De telles images apportent-elles une information ? Permettent-elles de penser les situations et les évolutions environnementales ? Ou ne proposent-elles qu’une banalisation du spectaculaire ou une fascinante beauté du risque ? Ice Cry Baby, le montage d’une sélection de vidéos trouvées sur Youtube, en révèle la superficialité et la séduction curieuses. Vision is an all-inclusive process, So bad, even introverts are here, Force quit unresponsive acts…, la série Perpetual Endless Flow (2021), des sculptures constituées principalement de déchets d’emballages de produits électroniques, présentées comme des mannequins dans un studio de prise de vues, habillées d’un patchwork d’images des dangers, des débris, des protestations… qui peuplent notre regard au quotidien, trouble et inquiète son étrange familiarité.
Réalisée en Amazonie, le projet Trans Human Nature (2021), jouant sur l’occultation par la végétation et l’immersion d’images de fictions technologiques dans les cours d’eau, interprète les dangers et la précarité, attendus et fortuits, des synergies entre la nature, l’humain et la technique, en déconstruit les catégories.

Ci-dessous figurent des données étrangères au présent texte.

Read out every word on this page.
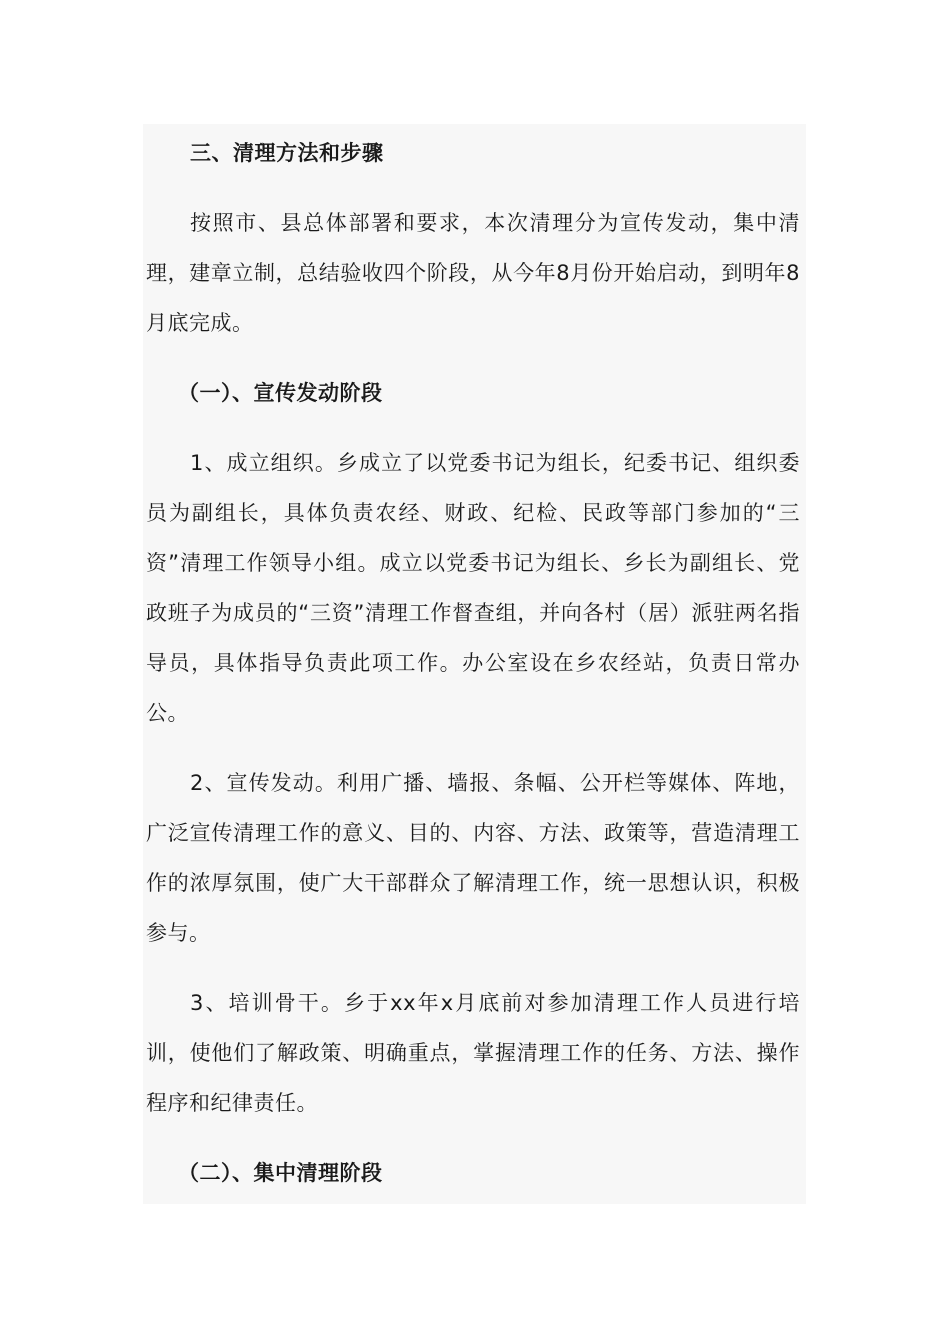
三、清理方法和步骤
按照市、县总体部署和要求，本次清理分为宣传发动，集中清理，建章立制，总结验收四个阶段，从今年8月份开始启动，到明年8月底完成。
（一）、宣传发动阶段
1、成立组织。乡成立了以党委书记为组长，纪委书记、组织委员为副组长，具体负责农经、财政、纪检、民政等部门参加的“三资”清理工作领导小组。成立以党委书记为组长、乡长为副组长、党政班子为成员的“三资”清理工作督查组，并向各村（居）派驻两名指导员，具体指导负责此项工作。办公室设在乡农经站，负责日常办公。
2、宣传发动。利用广播、墙报、条幅、公开栏等媒体、阵地，广泛宣传清理工作的意义、目的、内容、方法、政策等，营造清理工作的浓厚氛围，使广大干部群众了解清理工作，统一思想认识，积极参与。
3、培训骨干。乡于xx年x月底前对参加清理工作人员进行培训，使他们了解政策、明确重点，掌握清理工作的任务、方法、操作程序和纪律责任。
（二）、集中清理阶段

Le parcours de l’exposition, comme une unique installation, est immersif. Chaque œuvre, chaque série invitent à l’expérience de l’incertain, à s’approcher pour distinguer, reconnaître les collages de la peau photographique, les captures d’écran, à prendre du recul pour apprécier la porosité entre photographie et sculpture, entre l’organique et la prothèse, entre le sensible et le concept, à repartir et à revenir dans l’infini de notre environnement numérique, à se perdre dans la sensualité joyeuse des drapés et des vêtements d’images, entre figuration et abstraction et à inventer de nouvelles significations.